Much of this I've said before. The reason for saying it again is that Rusty Hodge, the general manager of SomaFM says in his blog that SoundExchange has made yet another unconscionable offer. What makes the latest offer even more onerous is that not only is SoundExchange offering financial terms that most webcasters couldn't begin to meet, but they're apparently upset about the appropriately shitty publicity they're getting over it, and so their offer includes a gag order: not only should webcasters pay up, but they should stop talking about the negotiations and give up their constitutional right to petition their lawmakers for redress of grievances (remember, the Copyright Royalties Board is a department of the Library Of Congress, which--if the name isn't clear enough by itself--is a department of Congress).

This is appalling, utterly and terribly so. If broadcast royalties are to be set by the government, then the public has an absolute right to know how those policies come about, and the parties have a right speak publicly about their involvement. (This is not, mind you, technically a First Amendment issue--private parties can certainly make it a condition of an agreement that they waive rights they might normally have to talk about the agreement; this is however, a public policy and transparency issue.) I would never suggest SoundExchange should abandon their right to present their side of the negotiations.
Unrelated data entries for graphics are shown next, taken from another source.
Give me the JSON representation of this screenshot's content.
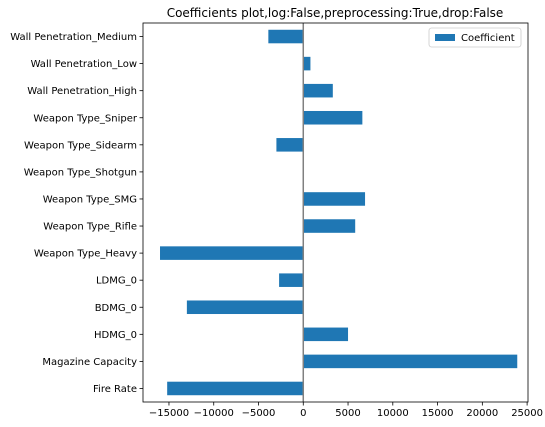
{
  "chart_data": {
    "type": "bar",
    "orientation": "horizontal",
    "title": "Coefficients plot,log:False,preprocessing:True,drop:False",
    "xlabel": "",
    "ylabel": "",
    "categories": [
      "Fire Rate",
      "Magazine Capacity",
      "HDMG_0",
      "BDMG_0",
      "LDMG_0",
      "Weapon Type_Heavy",
      "Weapon Type_Rifle",
      "Weapon Type_SMG",
      "Weapon Type_Shotgun",
      "Weapon Type_Sidearm",
      "Weapon Type_Sniper",
      "Wall Penetration_High",
      "Wall Penetration_Low",
      "Wall Penetration_Medium"
    ],
    "series": [
      {
        "name": "Coefficient",
        "color": "#1f77b4",
        "values": [
          -15200,
          23900,
          5000,
          -13000,
          -2700,
          -16000,
          5800,
          6900,
          0,
          -3000,
          6600,
          3300,
          800,
          -3900
        ]
      }
    ],
    "xlim": [
      -17900,
      25100
    ],
    "xticks": [
      -15000,
      -10000,
      -5000,
      0,
      5000,
      10000,
      15000,
      20000,
      25000
    ],
    "xtick_labels": [
      "−15000",
      "−10000",
      "−5000",
      "0",
      "5000",
      "10000",
      "15000",
      "20000",
      "25000"
    ],
    "zero_line_color": "#808080",
    "grid": false,
    "legend_position": "top-right"
  }
}
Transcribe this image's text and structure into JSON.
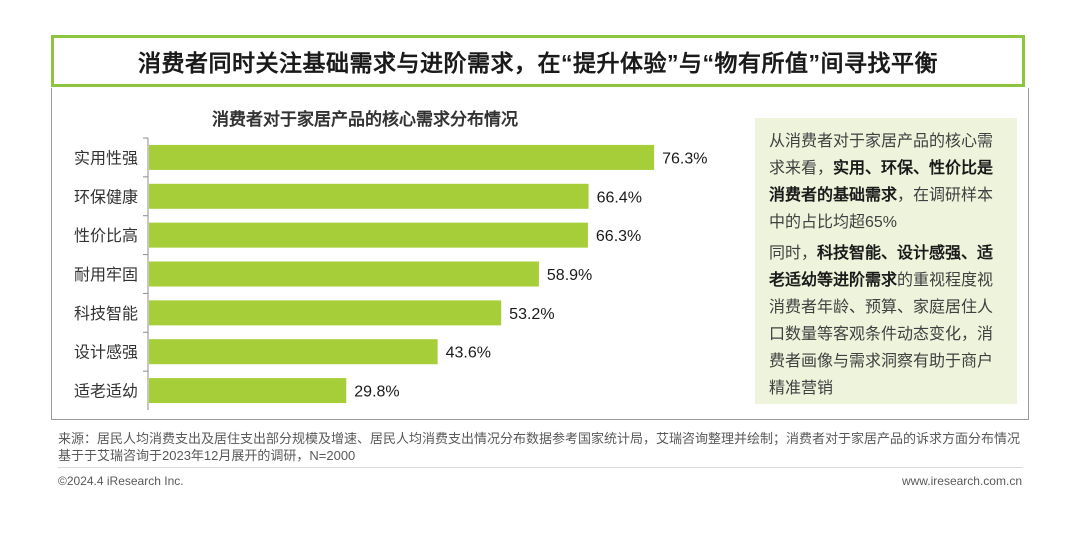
{
  "headline": "消费者同时关注基础需求与进阶需求，在“提升体验”与“物有所值”间寻找平衡",
  "chart_data": {
    "type": "bar",
    "orientation": "horizontal",
    "title": "消费者对于家居产品的核心需求分布情况",
    "categories": [
      "实用性强",
      "环保健康",
      "性价比高",
      "耐用牢固",
      "科技智能",
      "设计感强",
      "适老适幼"
    ],
    "values": [
      76.3,
      66.4,
      66.3,
      58.9,
      53.2,
      43.6,
      29.8
    ],
    "value_labels": [
      "76.3%",
      "66.4%",
      "66.3%",
      "58.9%",
      "53.2%",
      "43.6%",
      "29.8%"
    ],
    "unit": "%",
    "xlim": [
      0,
      100
    ],
    "grid": false,
    "bar_color": "#a6ce39"
  },
  "insight": {
    "p1_lead": "从消费者对于家居产品的核心需求来看，",
    "p1_bold": "实用、环保、性价比是消费者的基础需求",
    "p1_tail": "，在调研样本中的占比均超65%",
    "p2_lead": "同时，",
    "p2_bold": "科技智能、设计感强、适老适幼等进阶需求",
    "p2_tail": "的重视程度视消费者年龄、预算、家庭居住人口数量等客观条件动态变化，消费者画像与需求洞察有助于商户精准营销"
  },
  "footer": {
    "source": "来源：居民人均消费支出及居住支出部分规模及增速、居民人均消费支出情况分布数据参考国家统计局，艾瑞咨询整理并绘制；消费者对于家居产品的诉求方面分布情况基于于艾瑞咨询于2023年12月展开的调研，N=2000",
    "copyright": "©2024.4 iResearch Inc.",
    "site": "www.iresearch.com.cn"
  },
  "colors": {
    "accent_border": "#8cc63f",
    "insight_bg": "#eef4dc"
  }
}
But, of course, SoundExchange is perfectly aware that if the public hears their side and the broadcasters' side of it, one of those sides sounds like the side of greedy pre-technological assholes and the other side sounds like the side of reasonable people who want to make art more accessible to the world.

And one thing to be clear on: nobody reasonable is saying artists shouldn't receive broadcast royalties from streaming audio, or that SoundExchange doesn't have a right to negotiate royalties on behalf of their artists (as it happens, there's inevitably been some question of over-reaching by SoundExchange, since many artists who will be affected by the royalty negotiations aren't in fact represented by SoundExchange clients, much as the RIAA has been found suing for "violations" of copyrights not actually owned by RIAA members). The position of SomaFM and other responsible webcasters is that they are willing to pay reasonable royalties. The sticking point has been the question of what is reasonable.

Of course, as I've said, there's reason to believe SoundExchange is not interested in a reasonable accommodation instead of annihilation.

If you're concerned, I suggest you write your congressman. And in light of the recent attempt by SoundExchange to stifle open discussion, I'd also suggest you do what you can to publicize this latest attempt to preserve the big labels' oligopoly. There's more music in the world than the Big Four labels can ever provide for--which is why they don't want you to hear it.


Comments

Anonymous said…
Too late to write your congressman. The deal has to be concluded by Feb 15th.
Eric said…
Yeah, and I haven't heard how many webcasters took it.

I'd still certainly encourage anyone who's concerned to keep an eye on the issue, and yes--even if it's too late for the deal from the 15th--write your representatives. The royalties issue is going to continue coming up, with any webcasters who survive or with future technologies.